To put it simply: People were unhappy with the way things were going. Things had become too dark and dramatic, and they wanted things to be more lighthearted. To rub salt in the wound, everyone else was perfectly fine with this RP reset, despite the fact that it would be leaving the old RP ending on a cliffhanger. It was just ME who was freaking out.
That’s when it hit me that.....yeah, I was the only one who was still having fun.
I....took that part pretty hard. I began thinking back to everything that happened, evaluating the way everyone acted, looking for ANY signs that I should’ve noticed sooner....I recalled a couple instances of me expressing interest in certain plots....and distaste in certain others. I recalled me saying things like “I don’t like that” and thinking it was fine for me to say that because I wasn’t explicitly ASKING them not to do it. I recalled a few times where I would act out or have a meltdown when an RP session would get cancelled. I recalled a few times where an RPer would quit and only come back if certain things became closer to canon, and me making passive aggressive comments toward them....
And I realized.....the problem was me. The reason no one was having fun anymore was me. The reason everything had to be reset was because of me. Everyone had done so much to make me happy, and I hadn’t even considered thinking about how they felt. I had only thought about what I wanted. And the more things went my way, the more invested I got....Everyone was too nice to tell me I was acting like a spoiled brat.
I tried to keep going after the reset, but couldn’t do it. Not only did it leave a sour taste in my mouth, but there were a crapload of new rules put in place (some of which that I just plain didn’t agree with) that ensured the story wouldn’t go to a dark place (which, again, I had liked) again.
And....ever since then, I....I really started checking and double-checking myself for manipulative behaviors. I was even told by someone that it sounded like I was “manipulating” everyone, and having that said to me really hurt. It was never my intention, but....was I really a manipulative person? Was I really.....selfishly forcing people to pay attention to me? Because I got too invested in the RP?...
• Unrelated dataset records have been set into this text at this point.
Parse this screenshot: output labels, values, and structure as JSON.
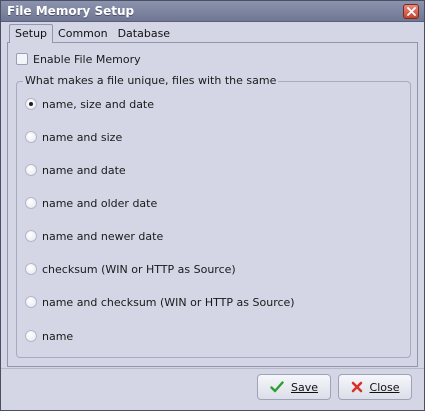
{
  "window": {
    "title": "File Memory Setup"
  },
  "tabs": [
    {
      "label": "Setup",
      "active": true
    },
    {
      "label": "Common",
      "active": false
    },
    {
      "label": "Database",
      "active": false
    }
  ],
  "setup": {
    "enable_checkbox": {
      "label": "Enable File Memory",
      "checked": false
    },
    "group_title": "What makes a file unique, files with the same",
    "options": [
      {
        "label": "name, size and date",
        "checked": true
      },
      {
        "label": "name and size",
        "checked": false
      },
      {
        "label": "name and date",
        "checked": false
      },
      {
        "label": "name and older date",
        "checked": false
      },
      {
        "label": "name and newer date",
        "checked": false
      },
      {
        "label": "checksum (WIN or HTTP as Source)",
        "checked": false
      },
      {
        "label": "name and checksum (WIN or HTTP as Source)",
        "checked": false
      },
      {
        "label": "name",
        "checked": false
      }
    ]
  },
  "buttons": {
    "save": {
      "label": "Save",
      "icon": "check-icon",
      "color": "#2e9e2e"
    },
    "close": {
      "label": "Close",
      "icon": "x-icon",
      "color": "#d9302b"
    }
  }
}
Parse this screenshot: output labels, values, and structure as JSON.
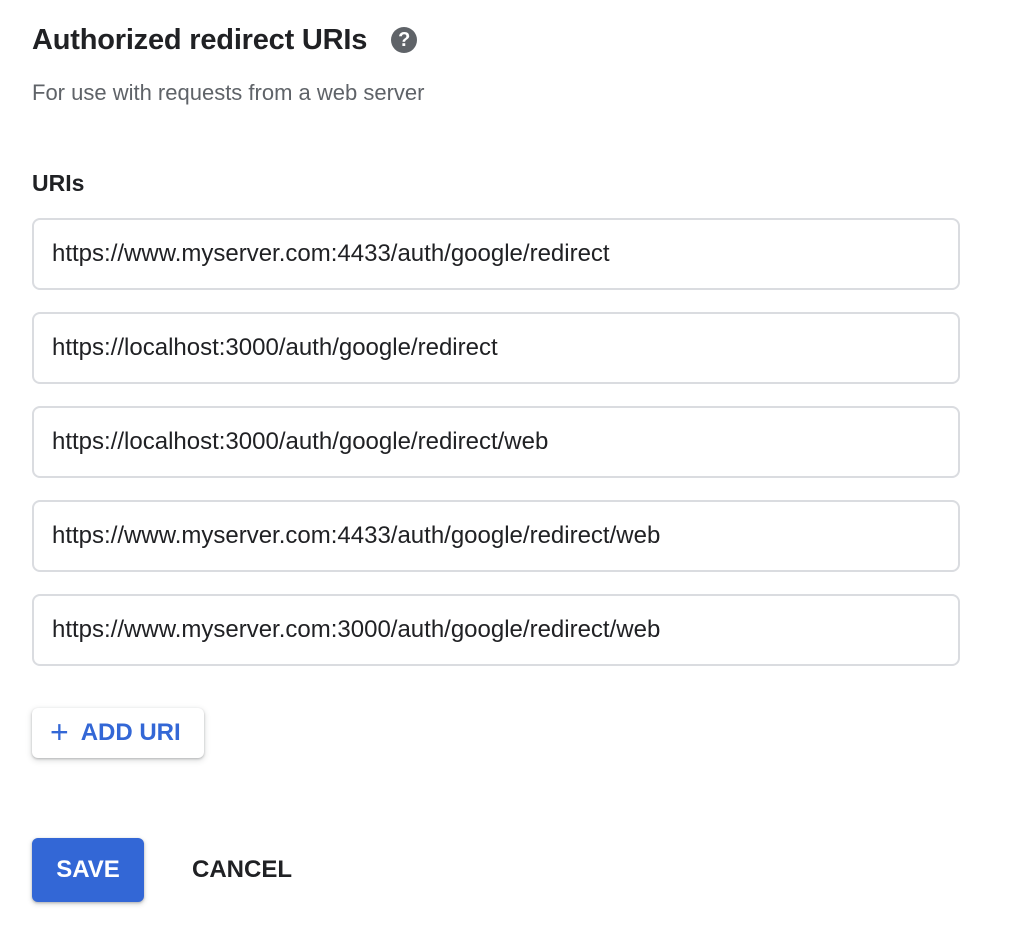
{
  "section": {
    "title": "Authorized redirect URIs",
    "help_icon": "?",
    "subtitle": "For use with requests from a web server"
  },
  "uris": {
    "label": "URIs",
    "values": [
      "https://www.myserver.com:4433/auth/google/redirect",
      "https://localhost:3000/auth/google/redirect",
      "https://localhost:3000/auth/google/redirect/web",
      "https://www.myserver.com:4433/auth/google/redirect/web",
      "https://www.myserver.com:3000/auth/google/redirect/web"
    ]
  },
  "actions": {
    "add_uri_icon": "+",
    "add_uri_label": "ADD URI",
    "save_label": "SAVE",
    "cancel_label": "CANCEL"
  },
  "colors": {
    "accent": "#3367d6",
    "text": "#202124",
    "secondary_text": "#5f6368",
    "border": "#dadce0"
  }
}
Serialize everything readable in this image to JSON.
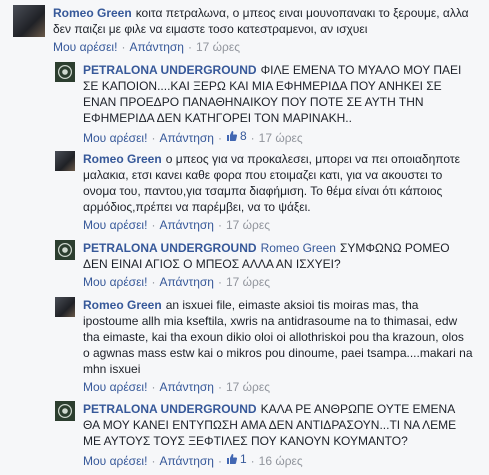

So...that’s why I never joined another group. Finding out that I basically ruined my last one and I didn’t find out until it was too late hurt too much....There were TIMES I’d try again, but it always had me thinking, over and over, “How does the other person feel? Are they having as much fun as me?” and feeling guilty whenever I’d get invested because of that.
I never want any RP partners to feel bored or uncomfortable with me ever again....Put those worries together with my usual low self-esteem, and....yeah.
Getting back into RPing recently has been good for the most part, but....Now and then, I get reminded of the things that made me stop. The worries of bothering people, of not feeling like I’m worth anyone’s time, of not wanting them to deal with my crap...of people getting sick of me......of not wanting things like that to happen again.....
Last night, I got reminded of the person I used to be, who had gotten so addicted to RPing that she no longer considered that the people she was playing with were actual people with feelings.
I never wanna become that person again.
At least I learned from that experience. I’ll give myself that much.